The other, via the Center City Commission, would create a “tax-increment financing” district, or TIF, in much of downtown and part of Midtown. The theory of a TIF is that public investment sparks growth in the area that wouldn’t have happened otherwise. The additional tax revenue that comes from the growth is dedicated to pay for the public improvements specifically within the TIF instead of mixing with general public funds.

So far, so good. But the history of tax incentives in Memphis and Shelby County for the last 20 years or so has shown that incentives tend to become entitlements. In other words, they are taken for granted and handed out generously to the deserving and not-so-deserving as Applicant A scrambles to keep up with Applicant B and so on.

If the second-generation principle catches fire in the suburbs, there could be a parade of lawyers and developers seeking tax breaks from the Industrial Development Board to level the playing field with competitors. The board, it should be noted, has recently shown signs of toughening its standards to punish or deny companies that promise more jobs and benefits than they deliver. But it’s too early to say whether or not the liberalized second generation incentives will work the way they’re supposed to.

The Center City Commission, on the other hand, can more accurately forecast the success of the proposed TIF district. The future “growth” in tax revenue is already in the cards. It comes in the form of expiring tax freezes that were granted 15-25 years ago. When the Rivermark, for example, starts paying property taxes, it’s not exactly new growth.

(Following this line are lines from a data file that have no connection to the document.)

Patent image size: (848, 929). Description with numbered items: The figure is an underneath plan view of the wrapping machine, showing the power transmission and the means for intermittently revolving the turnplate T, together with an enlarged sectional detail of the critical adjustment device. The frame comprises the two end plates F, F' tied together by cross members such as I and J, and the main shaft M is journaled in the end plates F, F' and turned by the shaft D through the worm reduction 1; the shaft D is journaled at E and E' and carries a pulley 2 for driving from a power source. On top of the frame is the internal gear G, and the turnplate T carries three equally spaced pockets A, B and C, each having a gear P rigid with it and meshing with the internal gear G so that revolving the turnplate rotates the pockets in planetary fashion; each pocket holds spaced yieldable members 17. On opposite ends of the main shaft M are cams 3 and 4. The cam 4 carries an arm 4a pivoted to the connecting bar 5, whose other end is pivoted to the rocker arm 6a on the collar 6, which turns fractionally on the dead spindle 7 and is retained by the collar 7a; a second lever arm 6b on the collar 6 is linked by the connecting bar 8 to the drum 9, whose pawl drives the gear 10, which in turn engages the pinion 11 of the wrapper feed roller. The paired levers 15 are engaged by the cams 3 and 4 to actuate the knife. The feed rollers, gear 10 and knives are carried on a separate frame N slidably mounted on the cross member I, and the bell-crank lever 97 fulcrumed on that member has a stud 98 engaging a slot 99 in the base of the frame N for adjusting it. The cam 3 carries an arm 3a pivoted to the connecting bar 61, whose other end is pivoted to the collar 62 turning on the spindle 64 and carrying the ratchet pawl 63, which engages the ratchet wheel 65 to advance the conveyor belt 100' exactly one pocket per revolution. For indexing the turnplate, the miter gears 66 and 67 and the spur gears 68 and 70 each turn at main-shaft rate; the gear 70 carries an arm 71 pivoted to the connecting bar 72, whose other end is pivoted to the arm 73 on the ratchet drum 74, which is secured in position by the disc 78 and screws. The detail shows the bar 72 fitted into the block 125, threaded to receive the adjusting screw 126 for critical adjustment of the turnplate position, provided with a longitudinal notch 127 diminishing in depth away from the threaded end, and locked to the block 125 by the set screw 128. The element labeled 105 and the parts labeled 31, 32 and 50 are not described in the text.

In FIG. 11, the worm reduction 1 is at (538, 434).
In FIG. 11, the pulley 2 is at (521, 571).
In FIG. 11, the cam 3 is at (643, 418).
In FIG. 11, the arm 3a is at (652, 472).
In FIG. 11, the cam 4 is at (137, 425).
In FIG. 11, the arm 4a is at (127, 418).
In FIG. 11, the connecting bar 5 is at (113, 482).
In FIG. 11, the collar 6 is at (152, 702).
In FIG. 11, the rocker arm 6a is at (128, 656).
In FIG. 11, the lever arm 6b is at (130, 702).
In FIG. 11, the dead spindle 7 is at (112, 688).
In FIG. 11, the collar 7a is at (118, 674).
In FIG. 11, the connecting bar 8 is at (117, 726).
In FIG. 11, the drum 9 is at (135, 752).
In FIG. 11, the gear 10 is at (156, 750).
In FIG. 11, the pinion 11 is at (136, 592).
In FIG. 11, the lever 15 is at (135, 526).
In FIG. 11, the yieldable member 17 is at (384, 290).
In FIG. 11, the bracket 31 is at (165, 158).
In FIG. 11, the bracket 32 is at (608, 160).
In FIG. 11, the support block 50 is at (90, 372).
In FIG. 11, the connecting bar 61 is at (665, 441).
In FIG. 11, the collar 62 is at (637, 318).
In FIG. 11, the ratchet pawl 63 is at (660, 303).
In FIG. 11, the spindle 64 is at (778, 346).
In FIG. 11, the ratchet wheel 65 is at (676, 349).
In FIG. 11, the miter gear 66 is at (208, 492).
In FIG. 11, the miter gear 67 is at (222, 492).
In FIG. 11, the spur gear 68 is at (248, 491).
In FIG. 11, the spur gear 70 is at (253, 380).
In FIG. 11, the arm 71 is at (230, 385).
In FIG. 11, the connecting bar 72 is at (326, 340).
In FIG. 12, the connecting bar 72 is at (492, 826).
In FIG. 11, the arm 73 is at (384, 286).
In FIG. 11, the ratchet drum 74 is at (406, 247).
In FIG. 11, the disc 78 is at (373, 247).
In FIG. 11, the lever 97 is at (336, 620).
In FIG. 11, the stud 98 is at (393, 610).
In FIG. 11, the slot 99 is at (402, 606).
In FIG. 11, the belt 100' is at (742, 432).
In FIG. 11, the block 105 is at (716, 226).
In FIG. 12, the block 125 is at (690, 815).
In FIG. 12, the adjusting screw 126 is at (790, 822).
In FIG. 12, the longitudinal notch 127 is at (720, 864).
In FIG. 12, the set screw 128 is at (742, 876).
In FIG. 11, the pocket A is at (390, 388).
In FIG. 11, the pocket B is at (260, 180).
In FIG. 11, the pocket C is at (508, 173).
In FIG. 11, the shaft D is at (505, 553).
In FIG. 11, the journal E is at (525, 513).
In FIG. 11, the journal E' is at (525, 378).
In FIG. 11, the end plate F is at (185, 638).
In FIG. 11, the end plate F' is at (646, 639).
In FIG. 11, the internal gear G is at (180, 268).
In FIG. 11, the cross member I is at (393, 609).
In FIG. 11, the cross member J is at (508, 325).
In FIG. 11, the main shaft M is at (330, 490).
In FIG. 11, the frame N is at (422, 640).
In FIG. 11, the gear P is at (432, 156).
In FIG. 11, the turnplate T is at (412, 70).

The building, once a Holiday Inn, is nearly 40 years old. The owner’s tax freeze has simply run its course.

Incentives have their limits. The Sterick Building and other abandoned, once prominent office buildings and much of the Main Street Mall have defied 25 years of downtown revival. And, with the exception of AutoZone, subsidies have not lured a single large corporate employer to downtown.

Instead, the result has been a mixed bag of prizes, ugly ducklings, and oddities in the Center City Commission’s real estate inventory. Also, the “center city” boundaries extend farther than you might think. Properties getting tax breaks in the name of downtown redevelopment include Malco’s Studio on the Square in Overton Square, the Applebee’s restaurant at 2114 Union Avenue, a Church’s Fried Chicken at 925 Poplar, and a cluster of 20 apartment buildings in the 2200 block of South Parkway East.

In all, according to Chandler Reports, there are 254 properties to which the Memphis Center City Revenue Finance Corporation holds title. They include The Peabody and Marriott hotels, several apartments on Mud Island, the Morgan Keegan and AutoZone office buildings, various restaurants, and some eyesores. Their total appraised value, according to the Shelby County Assessor’s Office, is $538 million. The property taxes on that would be $15 million a year if they were on the tax rolls.

Two big-ticket downtown public projects the FedExForum and the expansion of the convention center are not being paid for with property taxes. Their financing comes from several sources, including tax surcharges on hotel rooms, rental cars, event sales, downtown entertainment, and state government. With those sources tapped out, the property tax is left to pay for everyday public expenses such as police protection and schools.

Few people would trade the downtown of 20 years ago for the downtown of today, just as no one would deny the explosion of growth and wealth in eastern Shelby County. The question for policymakers is whether the same thing can be said of other parts of the city and county that don’t directly benefit from incentives. And when is enough enough?